# Sapele vs. Mahogany



## lateralus819 (Mar 24, 2013)

Been working with sapele for a while now on my table, and I was curious and figured i'd ask some opinions for those that work with it and mahogany.

I've heard it thrown around that people use sapele for a mahogany substitute. Why is this? Where i get my hardwoods it's only a few cents cheaper per BDF. It looks almost identical in some ways, but to me personally, i think sapele is FAR more beautiful. See picture.

http://i43.photobucket.com/albums/e359/lateralus423/972244_10151596468128686_1075901880_n_zps702ceb97.jpg

Just curious what peoples views were on the two types. Also, it seems as though sapele is far more dense compared to mahogany.

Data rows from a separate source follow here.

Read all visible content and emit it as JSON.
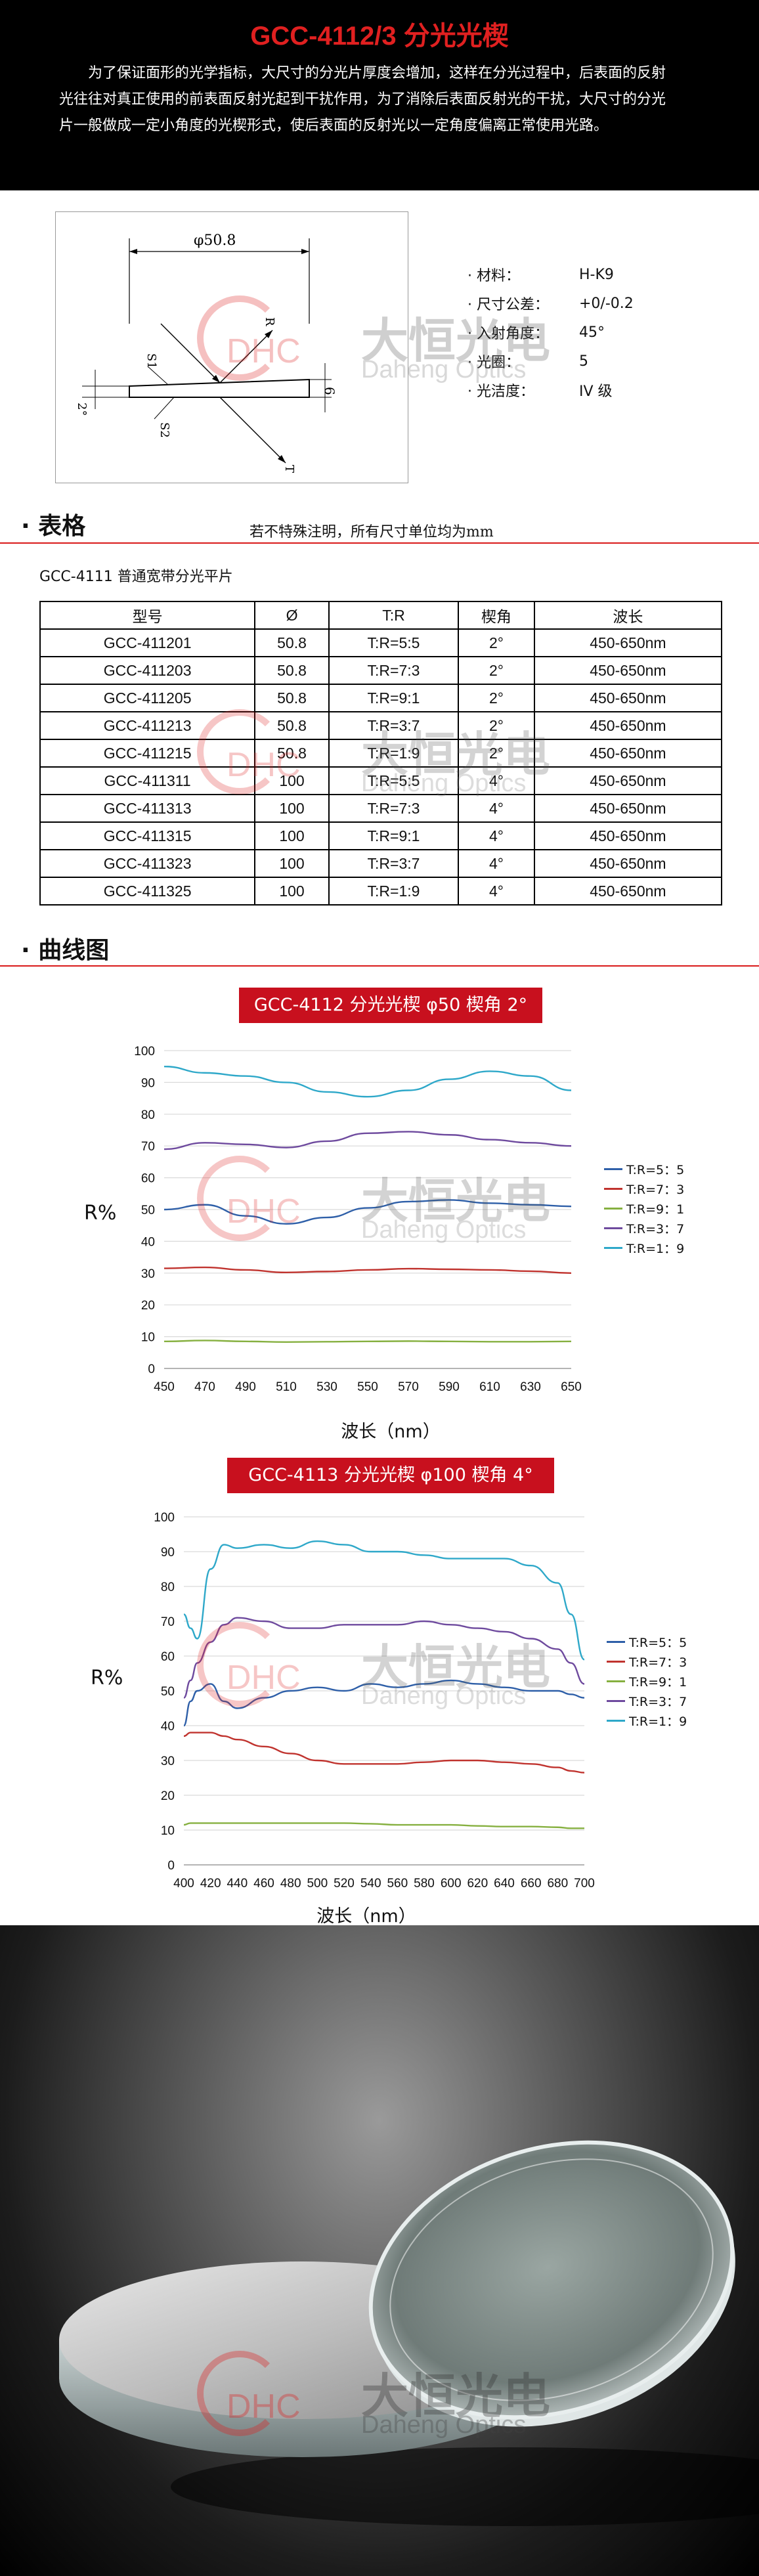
{
  "header": {
    "title": "GCC-4112/3 分光光楔",
    "intro": "为了保证面形的光学指标，大尺寸的分光片厚度会增加，这样在分光过程中，后表面的反射光往往对真正使用的前表面反射光起到干扰作用，为了消除后表面反射光的干扰，大尺寸的分光片一般做成一定小角度的光楔形式，使后表面的反射光以一定角度偏离正常使用光路。"
  },
  "diagram": {
    "dimension": "φ50.8",
    "label_s1": "S1",
    "label_s2": "S2",
    "label_r": "R",
    "label_t": "T",
    "label_6": "6",
    "label_angle": "2°"
  },
  "specs": [
    {
      "key": "· 材料：",
      "value": "H-K9"
    },
    {
      "key": "· 尺寸公差：",
      "value": "+0/-0.2"
    },
    {
      "key": "· 入射角度：",
      "value": "45°"
    },
    {
      "key": "· 光圈：",
      "value": "5"
    },
    {
      "key": "· 光洁度：",
      "value": "IV 级"
    }
  ],
  "table_section": {
    "title": "· 表格",
    "note": "若不特殊注明，所有尺寸单位均为mm",
    "subtitle": "GCC-4111 普通宽带分光平片",
    "headers": [
      "型号",
      "Ø",
      "T:R",
      "楔角",
      "波长"
    ],
    "rows": [
      [
        "GCC-411201",
        "50.8",
        "T:R=5:5",
        "2°",
        "450-650nm"
      ],
      [
        "GCC-411203",
        "50.8",
        "T:R=7:3",
        "2°",
        "450-650nm"
      ],
      [
        "GCC-411205",
        "50.8",
        "T:R=9:1",
        "2°",
        "450-650nm"
      ],
      [
        "GCC-411213",
        "50.8",
        "T:R=3:7",
        "2°",
        "450-650nm"
      ],
      [
        "GCC-411215",
        "50.8",
        "T:R=1:9",
        "2°",
        "450-650nm"
      ],
      [
        "GCC-411311",
        "100",
        "T:R=5:5",
        "4°",
        "450-650nm"
      ],
      [
        "GCC-411313",
        "100",
        "T:R=7:3",
        "4°",
        "450-650nm"
      ],
      [
        "GCC-411315",
        "100",
        "T:R=9:1",
        "4°",
        "450-650nm"
      ],
      [
        "GCC-411323",
        "100",
        "T:R=3:7",
        "4°",
        "450-650nm"
      ],
      [
        "GCC-411325",
        "100",
        "T:R=1:9",
        "4°",
        "450-650nm"
      ]
    ]
  },
  "curve_section": {
    "title": "· 曲线图"
  },
  "watermark": {
    "logo": "DHC",
    "cn": "大恒光电",
    "en": "Daheng Optics"
  },
  "colors": {
    "accent_red": "#c8101e",
    "series": [
      "#2e5fa8",
      "#c0332e",
      "#86b040",
      "#6e4a9e",
      "#2ea8c9"
    ]
  },
  "chart_data": [
    {
      "type": "line",
      "title": "GCC-4112 分光光楔  φ50 楔角  2°",
      "xlabel": "波长（nm）",
      "ylabel": "R%",
      "xlim": [
        450,
        650
      ],
      "ylim": [
        0,
        100
      ],
      "xticks": [
        450,
        470,
        490,
        510,
        530,
        550,
        570,
        590,
        610,
        630,
        650
      ],
      "yticks": [
        0,
        10,
        20,
        30,
        40,
        50,
        60,
        70,
        80,
        90,
        100
      ],
      "grid": true,
      "legend": "right",
      "x": [
        450,
        470,
        490,
        510,
        530,
        550,
        570,
        590,
        610,
        630,
        650
      ],
      "series": [
        {
          "name": "T:R=5：5",
          "values": [
            50,
            51.5,
            48,
            45.5,
            47.5,
            50.5,
            52.5,
            53,
            52,
            51.5,
            51
          ]
        },
        {
          "name": "T:R=7：3",
          "values": [
            31.5,
            31.8,
            31,
            30.2,
            30.5,
            31,
            31.4,
            31.2,
            31,
            30.6,
            30
          ]
        },
        {
          "name": "T:R=9：1",
          "values": [
            8.5,
            8.8,
            8.5,
            8.3,
            8.4,
            8.5,
            8.6,
            8.5,
            8.4,
            8.4,
            8.5
          ]
        },
        {
          "name": "T:R=3：7",
          "values": [
            69,
            71,
            70.5,
            69.5,
            71.5,
            74,
            74.5,
            73.5,
            72,
            71,
            70
          ]
        },
        {
          "name": "T:R=1：9",
          "values": [
            95,
            93,
            92,
            90,
            87,
            85.5,
            87.5,
            91,
            93.5,
            92,
            87.5
          ]
        }
      ]
    },
    {
      "type": "line",
      "title": "GCC-4113 分光光楔   φ100 楔角  4°",
      "xlabel": "波长（nm）",
      "ylabel": "R%",
      "xlim": [
        400,
        700
      ],
      "ylim": [
        0,
        100
      ],
      "xticks": [
        400,
        420,
        440,
        460,
        480,
        500,
        520,
        540,
        560,
        580,
        600,
        620,
        640,
        660,
        680,
        700
      ],
      "yticks": [
        0,
        10,
        20,
        30,
        40,
        50,
        60,
        70,
        80,
        90,
        100
      ],
      "grid": true,
      "legend": "right",
      "x": [
        400,
        405,
        410,
        420,
        430,
        440,
        460,
        480,
        500,
        520,
        540,
        560,
        580,
        600,
        620,
        640,
        660,
        680,
        690,
        700
      ],
      "series": [
        {
          "name": "T:R=5：5",
          "values": [
            40,
            47,
            50,
            52,
            47,
            45,
            48,
            50,
            51,
            50,
            52,
            51,
            52,
            53,
            52,
            51,
            50,
            50,
            49,
            48
          ]
        },
        {
          "name": "T:R=7：3",
          "values": [
            37,
            38,
            38,
            38,
            37,
            36,
            34,
            32,
            30,
            29,
            29,
            29,
            29.5,
            30,
            30,
            29.5,
            29,
            28,
            27,
            26.5
          ]
        },
        {
          "name": "T:R=9：1",
          "values": [
            11.5,
            12,
            12,
            12,
            12,
            12,
            12,
            12,
            12,
            12,
            11.8,
            11.5,
            11.5,
            11.5,
            11.2,
            11,
            11,
            10.8,
            10.5,
            10.5
          ]
        },
        {
          "name": "T:R=3：7",
          "values": [
            48,
            53,
            58,
            64,
            69,
            71,
            70,
            68,
            68,
            69,
            69,
            69,
            70,
            69,
            68,
            67,
            65,
            62,
            58,
            52
          ]
        },
        {
          "name": "T:R=1：9",
          "values": [
            72,
            68,
            65,
            85,
            92,
            91,
            92,
            91,
            93,
            92,
            90,
            90,
            89,
            88,
            88,
            88,
            86,
            81,
            72,
            59
          ]
        }
      ]
    }
  ],
  "photo": {
    "caption": ""
  }
}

Side note. The "ribbons" in mahogany are hard as hell to plane, but the sapele is easy as pie?


----------



## shampeon (Jun 3, 2012)

Sapele is around the same price as khaya (aka African mahognany), but about half the price of Honduran mahogany (aka "true" mahogany). It's heavier and, from most of the boards I've seen, darker than either khaya or Honduran. Figured sapele is more common than figured Honduran. I think sapele is a beautiful wood.

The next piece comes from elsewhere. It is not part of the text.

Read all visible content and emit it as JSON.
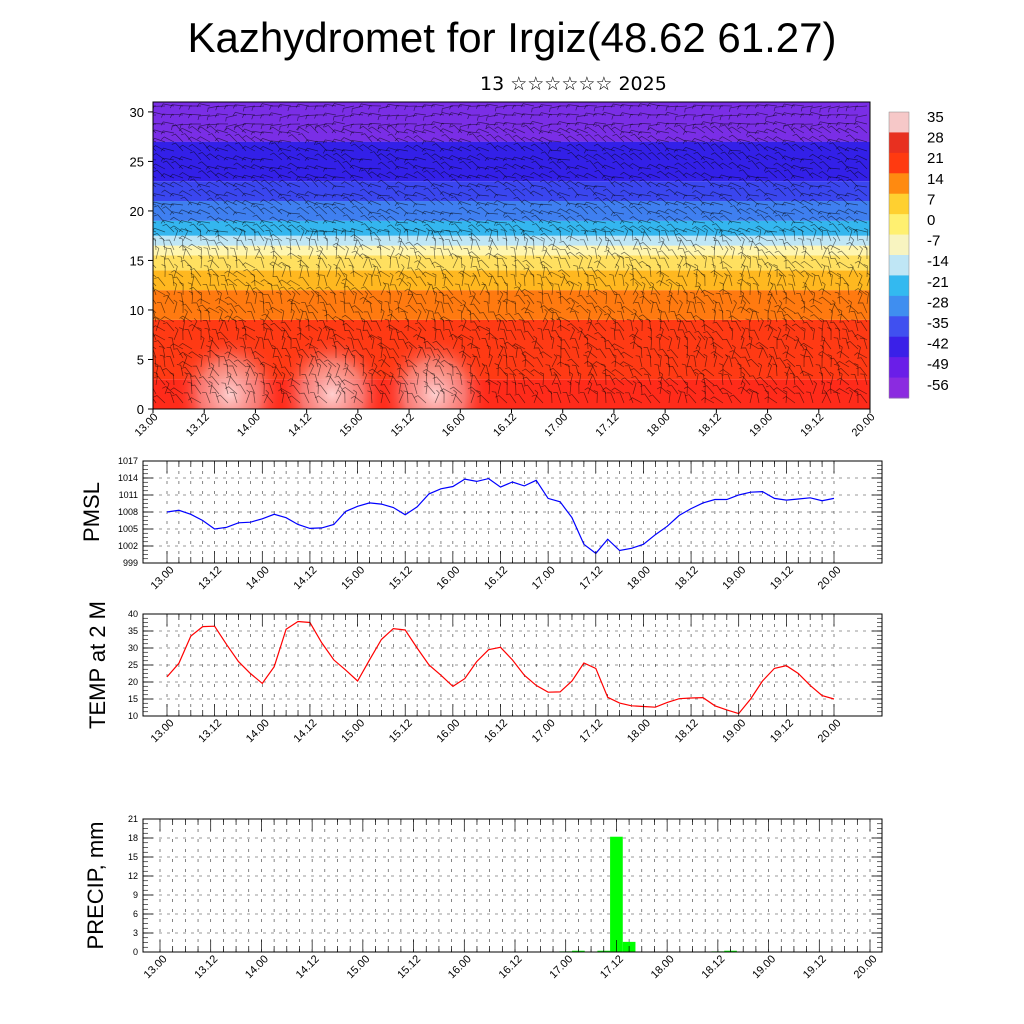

I think the cheaper price compared to Honduran is why sapele and khaya and sipo are considered mahogany substitutes.


----------



## kdc68 (Mar 2, 2012)

Honduran Mahogany is $12 bd ft for 4/4 in my neck of the woods….


----------



## BentheViking (May 19, 2011)

I can't really weigh in on this. A few years ago I rescued a bunch of sapele from a trash pile and its still sitting in my woodpile waiting to be worked!


----------



## lateralus819 (Mar 24, 2013)

Doh…I forgot, the "real" mahogany IS more expensive my bad. Either way. I still think sapele is just as if not more gorgeous!


----------



## kdc68 (Mar 2, 2012)

*lateralus….*BTW….your table project (attached photo) is beautiful !!


----------



## lateralus819 (Mar 24, 2013)

Thanks KDC be sure to check the projects section in a week or so when it is done! I'm stoked, it's taken months.


----------



## kdc68 (Mar 2, 2012)

*lateralus…*what type of finish ?


----------



## lateralus819 (Mar 24, 2013)

The sapele has 2 coats of danish oil natural, with 3 coats of poly. Maple has 2 coats of vintage maple dye, 2 coats danish oil natural and 3 coats poly.


----------



## kdc68 (Mar 2, 2012)

*lateralus*....great work….looking forward to seeing it in the projects section…..


----------



## renners (Apr 9, 2010)

Here in Ireland, you haven't been able to buy mahogany since the late seventies as it's classed as an endangered species, so sapele is the only material I've used for jobs where the customer wants mahogany. It is different though, there's wild variation in colour between bales, from rust red to chocolate brown to salmon pink. I personally don't care for the ribbon effect, but if you get the right stuff, it is nice.


----------